Le mitard

mis en ligne le 31 octobre 1991
Le mitard est la cellule de punition de la prison, dont la durée maximale de sanction est fixée à 45 jours. Les détenus y sont privés de visites, souvent empêchés de se laver et de se changer, ne peuvent plus correspondre qu'avec leur famille, sont interdits de matelas dans la journée.
Le mitard est l'âme de la prison, la quintessence de l'enfermement. Dès franchie l'enceinte qui le sanctuarise, il se révèle impudique sans sa nudité et cynique dans sa temporalité. Dépouillé des artifices de l'aliénation, il s'ouvre d'abord aux sens.
C'est avant tout une odeur. Celle du béton que le soleil ne réchauffe jamais et sur lequel se plaque en sclérose un humus fangeux que l'humidité fait croître et pourrir. S'y mêle la puanteur des cadavres d'insectes qui, interdits partout ailleurs, trou¬vent en ces lieux reculés la jungle qui les fait vivre et mourir. L'acidité des urines que les désinfectants s'épuisent vainement à diluer alourdit encore la pestilence de sa senteur empoisonnée. Par dessus plane l'empreinte malodorante des matelas fatigués.
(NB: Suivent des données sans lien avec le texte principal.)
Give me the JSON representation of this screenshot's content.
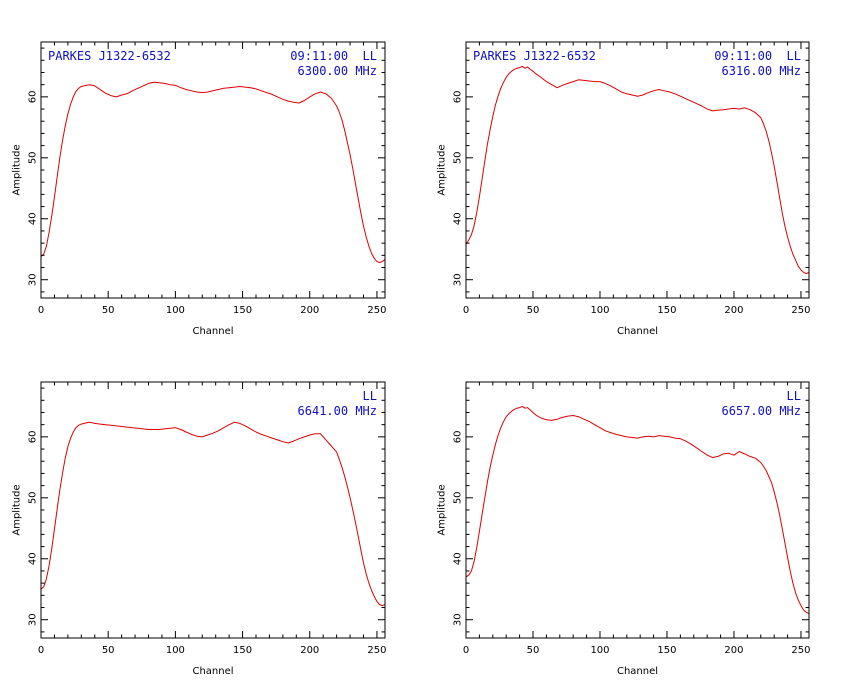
{
  "colors": {
    "trace": "#dd0000",
    "annotation": "#1010c0",
    "axes": "#000000"
  },
  "chart_data": [
    {
      "type": "line",
      "source": "PARKES J1322-6532",
      "time": "09:11:00",
      "polarization": "LL",
      "frequency": "6300.00 MHz",
      "xlabel": "Channel",
      "ylabel": "Amplitude",
      "xlim": [
        0,
        256
      ],
      "ylim": [
        27,
        69
      ],
      "xticks": [
        0,
        50,
        100,
        150,
        200,
        250
      ],
      "yticks": [
        30,
        40,
        50,
        60
      ],
      "grid": false,
      "x": [
        0,
        2,
        4,
        6,
        8,
        10,
        12,
        14,
        16,
        18,
        20,
        22,
        24,
        26,
        28,
        30,
        32,
        34,
        36,
        38,
        40,
        44,
        48,
        52,
        56,
        60,
        64,
        68,
        72,
        76,
        80,
        84,
        88,
        92,
        96,
        100,
        104,
        108,
        112,
        116,
        120,
        124,
        128,
        132,
        136,
        140,
        144,
        148,
        152,
        156,
        160,
        164,
        168,
        172,
        176,
        180,
        184,
        188,
        192,
        196,
        200,
        204,
        208,
        212,
        216,
        220,
        222,
        224,
        226,
        228,
        230,
        232,
        234,
        236,
        238,
        240,
        242,
        244,
        246,
        248,
        250,
        252,
        254,
        256
      ],
      "y": [
        33.8,
        34.2,
        35.5,
        37.8,
        40.5,
        43.5,
        46.8,
        50.0,
        52.8,
        55.2,
        57.2,
        58.8,
        60.0,
        60.9,
        61.4,
        61.7,
        61.8,
        61.9,
        62.0,
        61.9,
        61.8,
        61.2,
        60.6,
        60.2,
        60.0,
        60.3,
        60.5,
        61.0,
        61.4,
        61.8,
        62.2,
        62.4,
        62.3,
        62.2,
        62.0,
        61.9,
        61.5,
        61.2,
        61.0,
        60.8,
        60.7,
        60.8,
        61.0,
        61.2,
        61.4,
        61.5,
        61.6,
        61.7,
        61.6,
        61.5,
        61.3,
        61.0,
        60.7,
        60.4,
        60.0,
        59.6,
        59.3,
        59.1,
        59.0,
        59.4,
        60.0,
        60.5,
        60.8,
        60.5,
        59.8,
        58.5,
        57.5,
        56.2,
        54.5,
        52.5,
        50.5,
        48.2,
        45.8,
        43.4,
        41.0,
        38.8,
        37.0,
        35.5,
        34.3,
        33.5,
        33.0,
        32.8,
        33.0,
        33.3
      ]
    },
    {
      "type": "line",
      "source": "PARKES J1322-6532",
      "time": "09:11:00",
      "polarization": "LL",
      "frequency": "6316.00 MHz",
      "xlabel": "Channel",
      "ylabel": "Amplitude",
      "xlim": [
        0,
        256
      ],
      "ylim": [
        27,
        69
      ],
      "xticks": [
        0,
        50,
        100,
        150,
        200,
        250
      ],
      "yticks": [
        30,
        40,
        50,
        60
      ],
      "grid": false,
      "x": [
        0,
        2,
        4,
        6,
        8,
        10,
        12,
        14,
        16,
        18,
        20,
        22,
        24,
        26,
        28,
        30,
        32,
        34,
        36,
        38,
        40,
        42,
        44,
        46,
        48,
        50,
        52,
        56,
        60,
        64,
        68,
        72,
        76,
        80,
        84,
        88,
        92,
        96,
        100,
        104,
        108,
        112,
        116,
        120,
        124,
        128,
        132,
        136,
        140,
        144,
        148,
        152,
        156,
        160,
        164,
        168,
        172,
        176,
        180,
        184,
        188,
        192,
        196,
        200,
        204,
        208,
        212,
        216,
        220,
        222,
        224,
        226,
        228,
        230,
        232,
        234,
        236,
        238,
        240,
        242,
        244,
        246,
        248,
        250,
        252,
        254,
        256
      ],
      "y": [
        35.8,
        36.5,
        37.4,
        38.8,
        41.0,
        43.6,
        46.5,
        49.5,
        52.2,
        54.6,
        56.8,
        58.7,
        60.2,
        61.4,
        62.4,
        63.2,
        63.8,
        64.2,
        64.5,
        64.7,
        64.8,
        65.0,
        64.7,
        64.9,
        64.5,
        64.2,
        63.8,
        63.2,
        62.5,
        62.0,
        61.5,
        61.9,
        62.2,
        62.5,
        62.8,
        62.7,
        62.6,
        62.5,
        62.5,
        62.2,
        61.8,
        61.3,
        60.8,
        60.5,
        60.3,
        60.1,
        60.3,
        60.7,
        61.0,
        61.2,
        61.0,
        60.8,
        60.5,
        60.1,
        59.7,
        59.3,
        58.9,
        58.5,
        58.0,
        57.7,
        57.8,
        57.9,
        58.0,
        58.1,
        58.0,
        58.2,
        57.9,
        57.4,
        56.6,
        55.6,
        54.4,
        52.8,
        50.8,
        48.6,
        46.2,
        43.6,
        41.0,
        38.8,
        37.0,
        35.5,
        34.2,
        33.2,
        32.2,
        31.6,
        31.2,
        31.0,
        31.2
      ]
    },
    {
      "type": "line",
      "source": "",
      "time": "",
      "polarization": "LL",
      "frequency": "6641.00 MHz",
      "xlabel": "Channel",
      "ylabel": "Amplitude",
      "xlim": [
        0,
        256
      ],
      "ylim": [
        27,
        69
      ],
      "xticks": [
        0,
        50,
        100,
        150,
        200,
        250
      ],
      "yticks": [
        30,
        40,
        50,
        60
      ],
      "grid": false,
      "x": [
        0,
        2,
        4,
        6,
        8,
        10,
        12,
        14,
        16,
        18,
        20,
        22,
        24,
        26,
        28,
        30,
        32,
        34,
        36,
        38,
        40,
        44,
        48,
        52,
        56,
        60,
        64,
        68,
        72,
        76,
        80,
        84,
        88,
        92,
        96,
        100,
        104,
        108,
        112,
        116,
        120,
        124,
        128,
        132,
        136,
        140,
        144,
        148,
        152,
        156,
        160,
        164,
        168,
        172,
        176,
        180,
        184,
        188,
        192,
        196,
        200,
        204,
        208,
        212,
        216,
        220,
        222,
        224,
        226,
        228,
        230,
        232,
        234,
        236,
        238,
        240,
        242,
        244,
        246,
        248,
        250,
        252,
        254,
        256
      ],
      "y": [
        35.0,
        35.4,
        36.7,
        38.9,
        41.7,
        44.8,
        48.1,
        51.3,
        54.0,
        56.5,
        58.4,
        59.8,
        60.8,
        61.5,
        61.9,
        62.1,
        62.2,
        62.3,
        62.4,
        62.3,
        62.2,
        62.1,
        62.0,
        61.9,
        61.8,
        61.7,
        61.6,
        61.5,
        61.4,
        61.3,
        61.2,
        61.2,
        61.2,
        61.3,
        61.4,
        61.5,
        61.2,
        60.8,
        60.4,
        60.1,
        60.0,
        60.3,
        60.6,
        61.0,
        61.5,
        62.0,
        62.4,
        62.2,
        61.8,
        61.3,
        60.8,
        60.4,
        60.1,
        59.8,
        59.5,
        59.2,
        59.0,
        59.3,
        59.7,
        60.0,
        60.3,
        60.5,
        60.5,
        59.5,
        58.5,
        57.5,
        56.3,
        55.0,
        53.5,
        51.8,
        50.0,
        48.0,
        46.0,
        43.8,
        41.5,
        39.3,
        37.5,
        36.0,
        34.8,
        33.8,
        33.0,
        32.5,
        32.3,
        32.5
      ]
    },
    {
      "type": "line",
      "source": "",
      "time": "",
      "polarization": "LL",
      "frequency": "6657.00 MHz",
      "xlabel": "Channel",
      "ylabel": "Amplitude",
      "xlim": [
        0,
        256
      ],
      "ylim": [
        27,
        69
      ],
      "xticks": [
        0,
        50,
        100,
        150,
        200,
        250
      ],
      "yticks": [
        30,
        40,
        50,
        60
      ],
      "grid": false,
      "x": [
        0,
        2,
        4,
        6,
        8,
        10,
        12,
        14,
        16,
        18,
        20,
        22,
        24,
        26,
        28,
        30,
        32,
        34,
        36,
        38,
        40,
        42,
        44,
        46,
        48,
        50,
        52,
        56,
        60,
        64,
        68,
        72,
        76,
        80,
        84,
        88,
        92,
        96,
        100,
        104,
        108,
        112,
        116,
        120,
        124,
        128,
        132,
        136,
        140,
        144,
        148,
        152,
        156,
        160,
        164,
        168,
        172,
        176,
        180,
        184,
        188,
        192,
        196,
        200,
        204,
        208,
        212,
        216,
        220,
        222,
        224,
        226,
        228,
        230,
        232,
        234,
        236,
        238,
        240,
        242,
        244,
        246,
        248,
        250,
        252,
        254,
        256
      ],
      "y": [
        37.0,
        37.3,
        38.0,
        39.5,
        41.8,
        44.5,
        47.3,
        50.0,
        52.6,
        55.0,
        57.0,
        58.8,
        60.3,
        61.5,
        62.5,
        63.3,
        63.8,
        64.2,
        64.5,
        64.7,
        64.8,
        65.0,
        64.7,
        64.8,
        64.4,
        64.0,
        63.6,
        63.1,
        62.8,
        62.7,
        62.9,
        63.2,
        63.4,
        63.5,
        63.3,
        62.9,
        62.5,
        62.0,
        61.5,
        61.0,
        60.7,
        60.4,
        60.2,
        60.0,
        59.9,
        59.8,
        60.0,
        60.1,
        60.0,
        60.2,
        60.1,
        60.0,
        59.8,
        59.7,
        59.3,
        58.8,
        58.2,
        57.6,
        57.0,
        56.6,
        56.8,
        57.2,
        57.3,
        57.0,
        57.6,
        57.2,
        56.8,
        56.5,
        55.8,
        55.2,
        54.5,
        53.5,
        52.5,
        51.0,
        49.3,
        47.3,
        45.0,
        42.6,
        40.2,
        38.0,
        36.0,
        34.4,
        33.2,
        32.3,
        31.6,
        31.2,
        31.0
      ]
    }
  ]
}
Puis, c'est le silence. Comme en embuscade, il s'abat brutalement dès le signal donné par le pêne qui claque. Il s'étend alors sournoisement, glisse sur le sol, puis s'infiltre dans chaque orifice du corps qu'il isole de sa surdité. L'oreille se révolte et se braque pour capter le décibel égaré, mais seul l'écho du cœur et le gémissement des poumons résonnent dans la cavité. Parfois, venant de loin, un son qui fut familier perce le blindage ouaté. L'attention alors s'éveille, tente de retenir l'agonie du bruit, mais trop vite s'épuise sous l'assaut du vide.
Puis, c'est la vue. L'espace réduit se casse en angles brisants sur lesquels l'œil percute et les dimensions confinées écrasent la cornée d'une pression régulière jusqu'à comprimer le cerveau. L'ombre dispute à la lumière le carré d'un vasistas puis aligne, réguliers sur sol et murs, des intervalles coupés par l'acier forgé. Le spectre lumineux, devenu bichrome, tranche nettement en nuances ternes le fer à béton, comme pour souligner l'absence d'autres matériaux.
Sans fard ni fleurs, le mitard s'exhibe dans son ascèse ricanante. Les chaînes à nu, il proclame haut et fort sa fonction aliénante et, sans humeur et sans doute, il enferme le récalcitrant.
Alors s'installe la durée. Arbitrairement limitée, elle se détache de l'écheveau des Parques et ouvre une bulle intemporelle que le souffle de la sentence vient gonfler. Et le temps s'y meut, comme la mouvance des sables, chaque grain chu¬tant pour en l'instant reprendre place. D'artificiel, le calcul se fait alors naturel, quand la mécanique devient biologie. La ponctuation crantifiée de l'horloge fait place aux contractions chimiques de l'estomac pour rythmer l'écoulement. La faim tierce les deux douzaines et le rot ponctue la journée.
Sans heurt et sans jour, le mitard s'étale dans sa fausse éternité. Le mouvement altéré, il tire sans effort sa peine en durée et, ni course ni pause, il entraîne le récalcitrant.
Cette attente sourde et aveugle du dernier repas est celle du paysan en hiver qui espère le printemps. Mais floraison ou gel, la terre est composée de terre, seconde ou éternité, le temps est composé de temps.